Dass ich in diesem Blog meist unter-, selten übertreibe, belegt die gestrige “junge welt”.
Auch in meinem Artikel über den Luxuskommunisten Ronald M. Schernikau war dies wieder so.
Der – nachdem er jahrelang im Westen gelebt hat! – findet die DDR “sehr unterhaltsam”, seine Lieblingsgestalt in der Geschichte ist “lenin” und die am meisten bewunderte militärische Leistung “die sicherung der grenze der ddr am 13. august 1961″.
Zwei einfache Fakten: Ernst Jünger vermisste am NS die Größe, den harten Zugriff, den Willen unpopulär zu sein – Schernikau kritisierte an der DDR die “gruselige(n) neubauviertel” und “mißglückt(e)… dauerwellen” der “jungmütter”.
Die spezifische Schlechtigkeit, Hundserbärmlichkeit eines Menschen, der sich von Peter Hacks (sie wissen schon: der abgedrehte Stalino-Dichterfürst mit dem Klassik-Sparren) für seine “Emigration” in die DDR loben lässt, ist kaum zu überbieten.
Schernikau, der prügelnde und vergewaltigende Jugendwerkhofserzieher nicht kennen gelernt hat, der nicht wusste und auch nach 1989 nicht wissen wollte, was ein Stasi-Verhör bedeutet hat, der die wunderbar fortschrittliche Kultur des Menschen-Zerbrechens in der NVA nicht erfahren hat, der hüben die schwule Sub erkundete, während drüben die Stasi-Knäste überquollen – so einen Typ heute zu feiern, ist geschichtsvergessen, kalt gegen die Opfer der DDR.
Mir bleibt noch, Biermann abwandelnd, zu rufen: Ronald Arschloch.
[...] – Erstaunlich!

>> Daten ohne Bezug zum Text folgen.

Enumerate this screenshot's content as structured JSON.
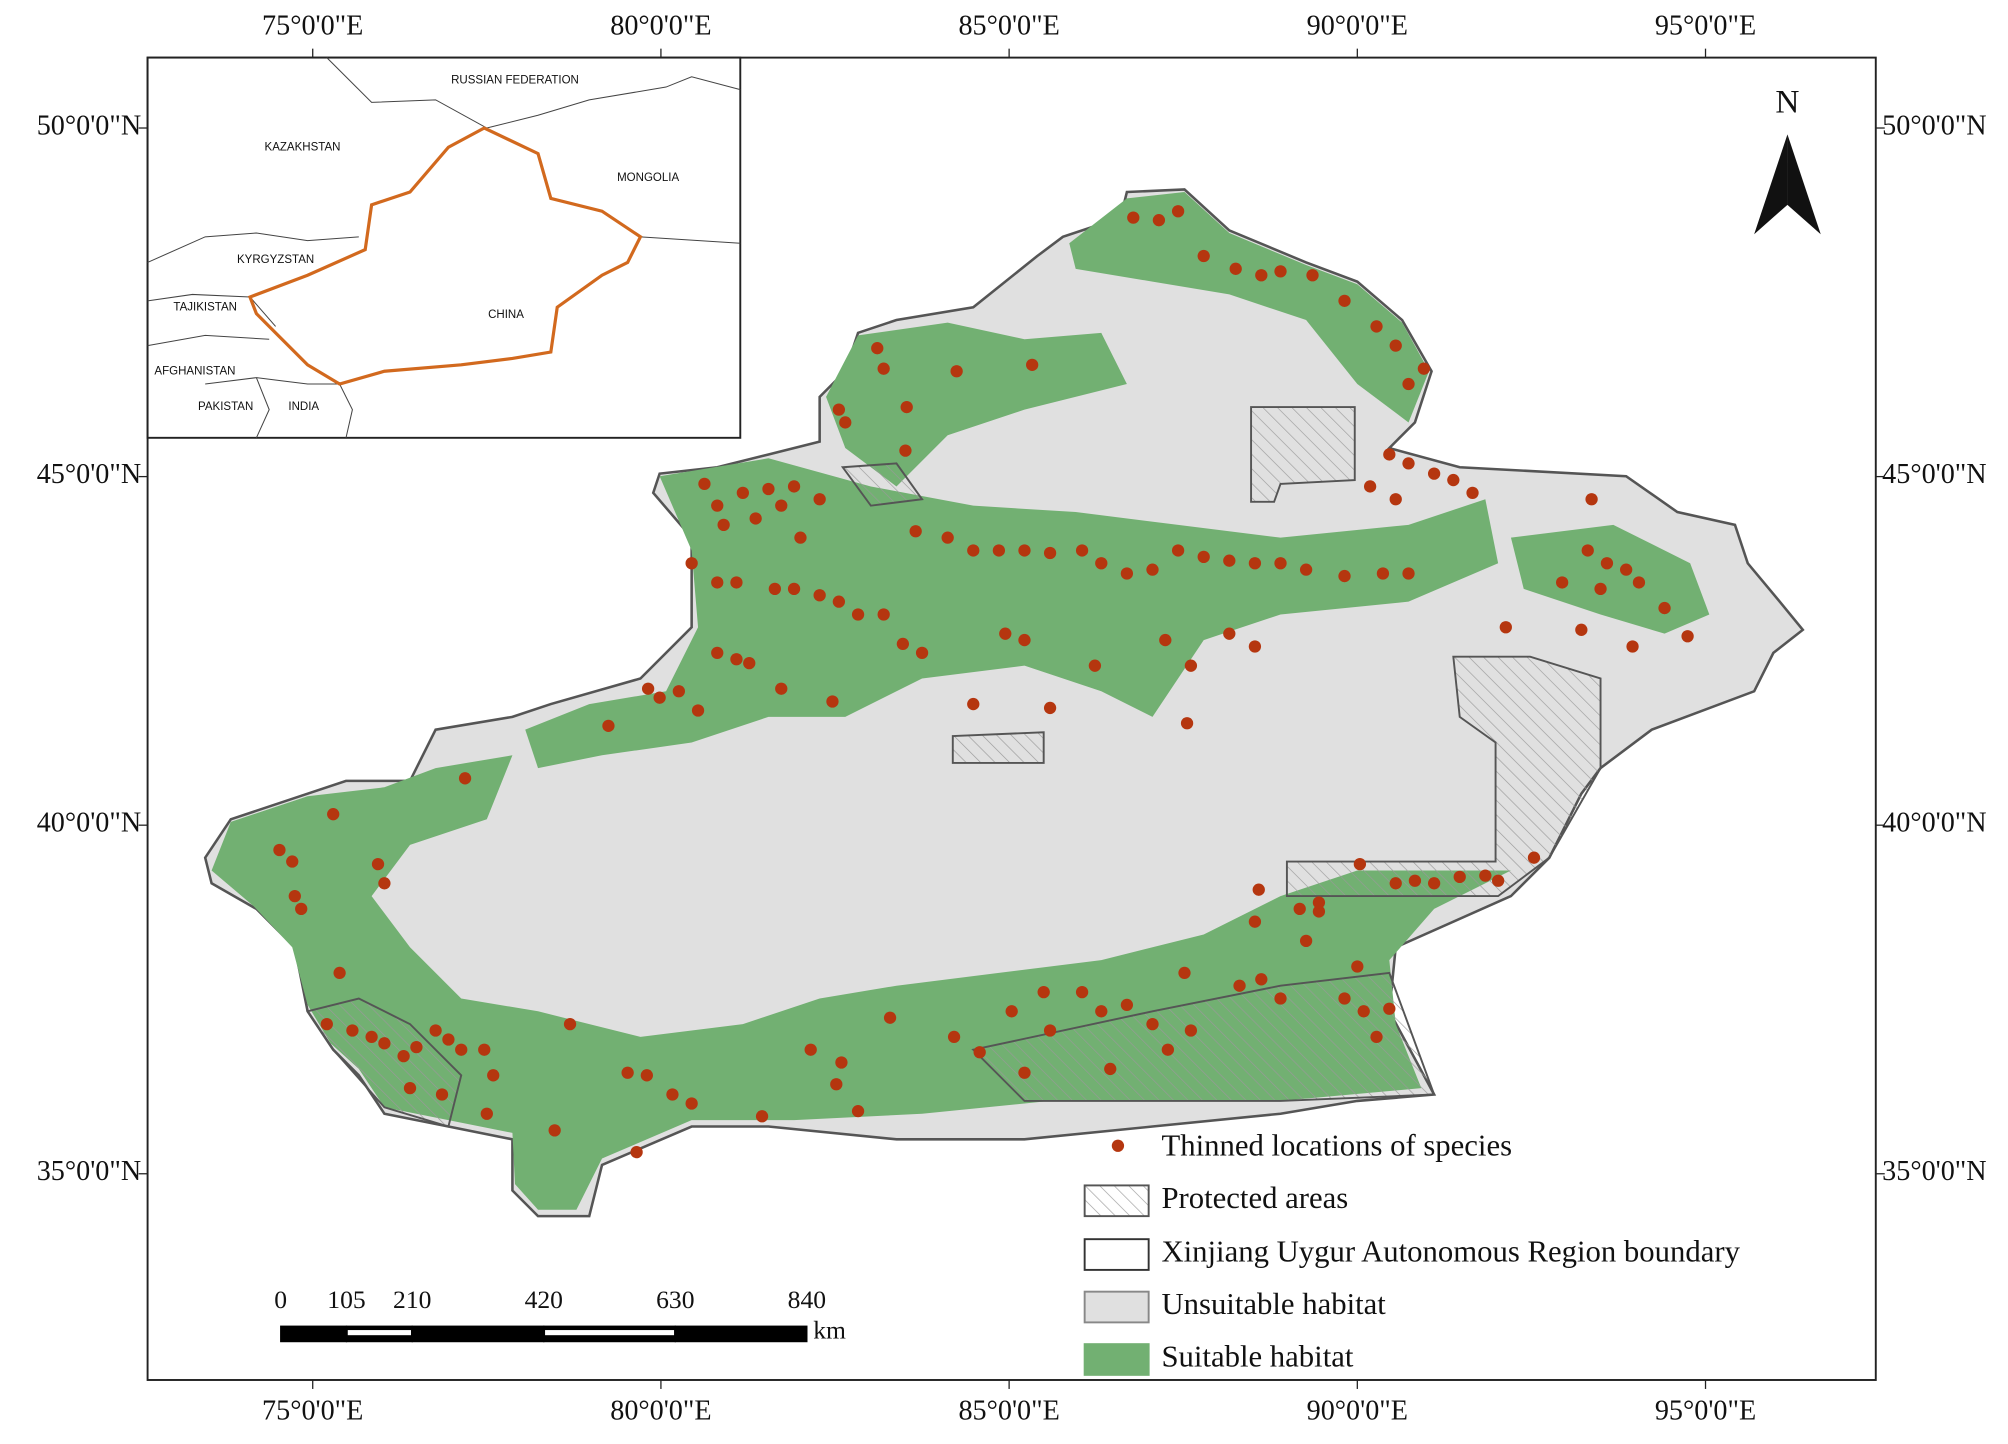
{
  "map": {
    "lon_labels": [
      "75°0'0\"E",
      "80°0'0\"E",
      "85°0'0\"E",
      "90°0'0\"E",
      "95°0'0\"E"
    ],
    "lat_labels": [
      "50°0'0\"N",
      "45°0'0\"N",
      "40°0'0\"N",
      "35°0'0\"N"
    ],
    "north_label": "N",
    "inset_labels": [
      "RUSSIAN FEDERATION",
      "KAZAKHSTAN",
      "MONGOLIA",
      "KYRGYZSTAN",
      "TAJIKISTAN",
      "CHINA",
      "AFGHANISTAN",
      "PAKISTAN",
      "INDIA"
    ],
    "scale_bar": {
      "ticks": [
        0,
        105,
        210,
        420,
        630,
        840
      ],
      "unit": "km"
    },
    "legend": [
      "Thinned locations of species",
      "Protected areas",
      "Xinjiang Uygur Autonomous Region boundary",
      "Unsuitable habitat",
      "Suitable habitat"
    ]
  }
}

Zum Schernikau-Geburtstag stellt sich heraus: Nicht alle sind begeistert! « Zu Heidi Urbahn de [...]
Was bezwecken Sie mit der Erwähnung des Ernst-Jünger-Faktums?
Prügelnde und vergewaltigende Erzieher gibt es doch bspw. in der BRD auch, oder nicht? Das kommt nicht nur in den schlechtesten, sondern sogar in den besten Schulen vor. Verhöre und einen Geheimdienst gibt es in der BRD wie in jedem anderen Staat auf der Welt. Und wenn Sie eine “Kultur des Menschen-Zerbrechens” vermissen, setzen Sie sich doch einmal mit Abschiebeknästen auseinander oder schalten Sie einfach den Fernseher ein. Die BRD kriegt das in ihrer Armee hin, aber auch täglich vor aller Augen in der Bild-Zeitung etc.

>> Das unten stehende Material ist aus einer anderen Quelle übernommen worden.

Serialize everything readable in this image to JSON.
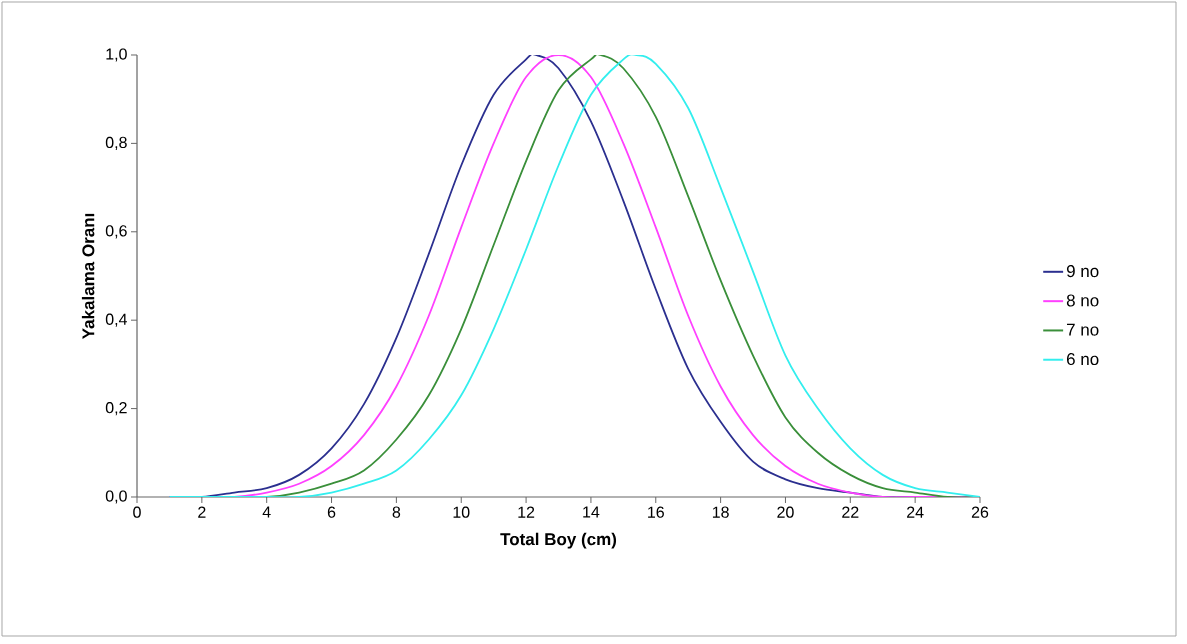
{
  "chart_data": {
    "type": "line",
    "xlabel": "Total Boy (cm)",
    "ylabel": "Yakalama Oranı",
    "xlim": [
      0,
      26
    ],
    "xticks": [
      0,
      2,
      4,
      6,
      8,
      10,
      12,
      14,
      16,
      18,
      20,
      22,
      24,
      26
    ],
    "ylim": [
      0,
      1
    ],
    "yticks": [
      {
        "value": 0,
        "label": "0,0"
      },
      {
        "value": 0.2,
        "label": "0,2"
      },
      {
        "value": 0.4,
        "label": "0,4"
      },
      {
        "value": 0.6,
        "label": "0,6"
      },
      {
        "value": 0.8,
        "label": "0,8"
      },
      {
        "value": 1,
        "label": "1,0"
      }
    ],
    "grid": false,
    "legend": "right",
    "marker": "none",
    "line_style": "solid",
    "series": [
      {
        "name": "9 no",
        "color": "#2b2f8f",
        "x": [
          1,
          2,
          3,
          4,
          5,
          6,
          7,
          8,
          9,
          10,
          11,
          12,
          12.3,
          13,
          14,
          15,
          16,
          17,
          18,
          19,
          20,
          21,
          22,
          23,
          24
        ],
        "values": [
          0,
          0,
          0.01,
          0.02,
          0.05,
          0.11,
          0.21,
          0.36,
          0.55,
          0.75,
          0.91,
          0.99,
          1,
          0.97,
          0.85,
          0.67,
          0.47,
          0.29,
          0.17,
          0.08,
          0.04,
          0.02,
          0.01,
          0,
          0
        ]
      },
      {
        "name": "8 no",
        "color": "#ff40ff",
        "x": [
          1,
          2,
          3,
          4,
          5,
          6,
          7,
          8,
          9,
          10,
          11,
          12,
          13,
          14,
          15,
          16,
          17,
          18,
          19,
          20,
          21,
          22,
          23,
          24,
          25,
          26
        ],
        "values": [
          0,
          0,
          0,
          0.01,
          0.03,
          0.07,
          0.14,
          0.25,
          0.41,
          0.61,
          0.8,
          0.95,
          1,
          0.95,
          0.8,
          0.61,
          0.41,
          0.25,
          0.14,
          0.07,
          0.03,
          0.01,
          0,
          0,
          0,
          0
        ]
      },
      {
        "name": "7 no",
        "color": "#3a8f3a",
        "x": [
          3,
          4,
          5,
          6,
          7,
          8,
          9,
          10,
          11,
          12,
          13,
          14,
          14.3,
          15,
          16,
          17,
          18,
          19,
          20,
          21,
          22,
          23,
          24,
          25,
          26
        ],
        "values": [
          0,
          0,
          0.01,
          0.03,
          0.06,
          0.13,
          0.23,
          0.38,
          0.57,
          0.76,
          0.92,
          0.99,
          1,
          0.97,
          0.86,
          0.68,
          0.49,
          0.32,
          0.18,
          0.1,
          0.05,
          0.02,
          0.01,
          0,
          0
        ]
      },
      {
        "name": "6 no",
        "color": "#33eeee",
        "x": [
          1,
          2,
          3,
          4,
          5,
          6,
          7,
          8,
          9,
          10,
          11,
          12,
          13,
          14,
          15,
          15.4,
          16,
          17,
          18,
          19,
          20,
          21,
          22,
          23,
          24,
          25,
          26
        ],
        "values": [
          0,
          0,
          0,
          0,
          0,
          0.01,
          0.03,
          0.06,
          0.13,
          0.23,
          0.38,
          0.56,
          0.75,
          0.91,
          0.99,
          1,
          0.98,
          0.88,
          0.7,
          0.51,
          0.32,
          0.2,
          0.11,
          0.05,
          0.02,
          0.01,
          0
        ]
      }
    ]
  }
}
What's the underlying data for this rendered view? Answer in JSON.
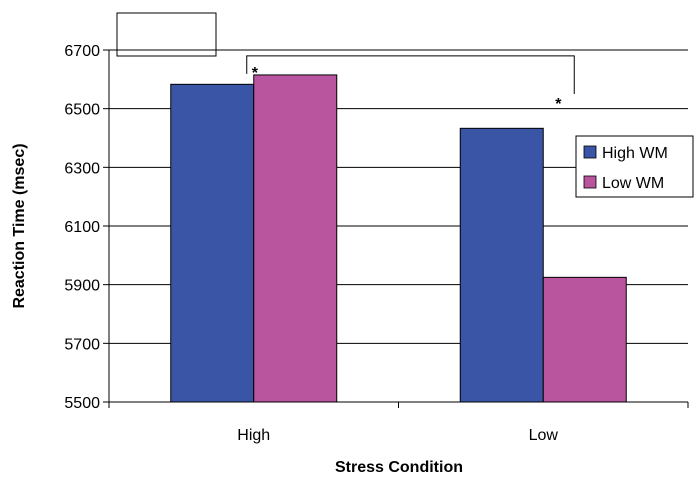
{
  "chart_data": {
    "type": "bar",
    "categories": [
      "High",
      "Low"
    ],
    "series": [
      {
        "name": "High WM",
        "values": [
          6583,
          6433
        ],
        "color": "#3A55A5"
      },
      {
        "name": "Low WM",
        "values": [
          6615,
          5925
        ],
        "color": "#B8559E"
      }
    ],
    "xlabel": "Stress Condition",
    "ylabel": "Reaction Time (msec)",
    "ylim": [
      5500,
      6700
    ],
    "yticks": [
      5500,
      5700,
      5900,
      6100,
      6300,
      6500,
      6700
    ],
    "grid": true,
    "legend_position": "right",
    "annotations": [
      {
        "text": "*",
        "between": "High / High WM vs Low / High WM"
      },
      {
        "text": "*",
        "between": "High / High WM vs Low / High WM"
      }
    ]
  }
}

Schernikau hat die DDR ja auch nicht für diese Dinge gelobt (für das Fehlen der BILD und ähnlichen Drecks natürlich schon).

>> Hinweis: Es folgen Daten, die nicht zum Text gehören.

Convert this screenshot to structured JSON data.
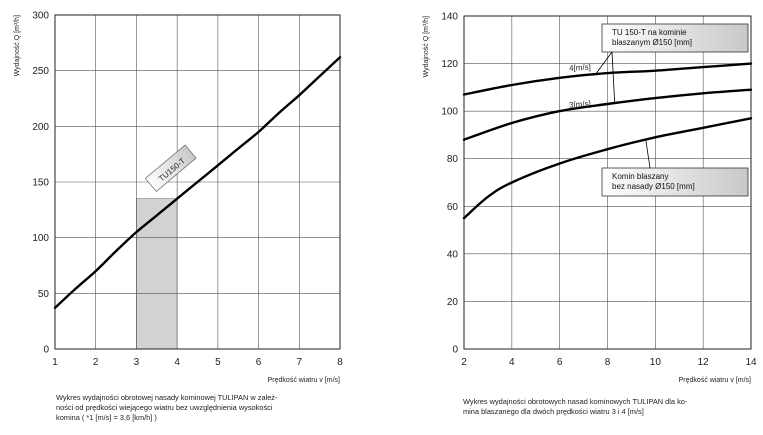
{
  "chart_data": [
    {
      "type": "line",
      "ylabel": "Wydajność Q [m³/h]",
      "xlabel": "Prędkość wiatru v [m/s]",
      "xlim": [
        1,
        8
      ],
      "ylim": [
        0,
        300
      ],
      "xticks": [
        1,
        2,
        3,
        4,
        5,
        6,
        7,
        8
      ],
      "yticks": [
        0,
        50,
        100,
        150,
        200,
        250,
        300
      ],
      "grid": true,
      "series": [
        {
          "name": "TU150-T",
          "x": [
            1,
            1.5,
            2,
            2.5,
            3,
            3.5,
            4,
            4.5,
            5,
            5.5,
            6,
            6.5,
            7,
            7.5,
            8
          ],
          "y": [
            37,
            54,
            70,
            88,
            105,
            120,
            135,
            150,
            165,
            180,
            195,
            212,
            228,
            245,
            262
          ]
        }
      ],
      "shaded_region": {
        "x": [
          3,
          4
        ]
      },
      "caption_lines": [
        "Wykres wydajności obrotowej nasady kominowej TULIPAN w zależ-",
        "ności od prędkości wiejącego wiatru bez uwzględnienia wysokości",
        "komina ( *1 [m/s] = 3,6 [km/h] )"
      ]
    },
    {
      "type": "line",
      "ylabel": "Wydajność Q [m³/h]",
      "xlabel": "Prędkość wiatru v [m/s]",
      "xlim": [
        2,
        14
      ],
      "ylim": [
        0,
        140
      ],
      "xticks": [
        2,
        4,
        6,
        8,
        10,
        12,
        14
      ],
      "yticks": [
        0,
        20,
        40,
        60,
        80,
        100,
        120,
        140
      ],
      "grid": true,
      "series": [
        {
          "name": "4[m/s]",
          "x": [
            2,
            4,
            6,
            8,
            10,
            12,
            14
          ],
          "y": [
            107,
            111,
            114,
            116,
            117,
            118.5,
            120
          ]
        },
        {
          "name": "3[m/s]",
          "x": [
            2,
            4,
            6,
            8,
            10,
            12,
            14
          ],
          "y": [
            88,
            95,
            100,
            103,
            105.5,
            107.5,
            109
          ]
        },
        {
          "name": "",
          "x": [
            2,
            3,
            4,
            6,
            8,
            10,
            12,
            14
          ],
          "y": [
            55,
            64,
            70,
            78,
            84,
            89,
            93,
            97
          ]
        }
      ],
      "annotations": [
        {
          "lines": [
            "TU 150-T na kominie",
            "blaszanym Ø150 [mm]"
          ]
        },
        {
          "lines": [
            "Komin blaszany",
            "bez nasady Ø150 [mm]"
          ]
        }
      ],
      "caption_lines": [
        "Wykres wydajności obrotowych nasad kominowych TULIPAN dla ko-",
        "mina blaszanego dla dwóch prędkości wiatru 3 i 4 [m/s]"
      ]
    }
  ]
}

Und: Die Sicherung einer Grenze ist ja zunächst einmal militärisch defensiv; das übliche Abschlachten, das die meisten Leute auf die entsprechende Frage angeben dürften, finden Sie wohl besser? Ein Mauerbau löst Probleme natürlich nicht für die Ewigkeit und ist eine Notlösung; nehmen Sie z.B. die israelische Mauer: Die ist für viele sehr ungerecht, aber ist sie so brutal wie die Kriege, die andere Staaten so führen? Und nicht politisch durchaus sinnvoller und angemessener?
Und so weiter … Sie müssen ihn ja nicht mögen, aber ich finde ihre Einwände kindisch.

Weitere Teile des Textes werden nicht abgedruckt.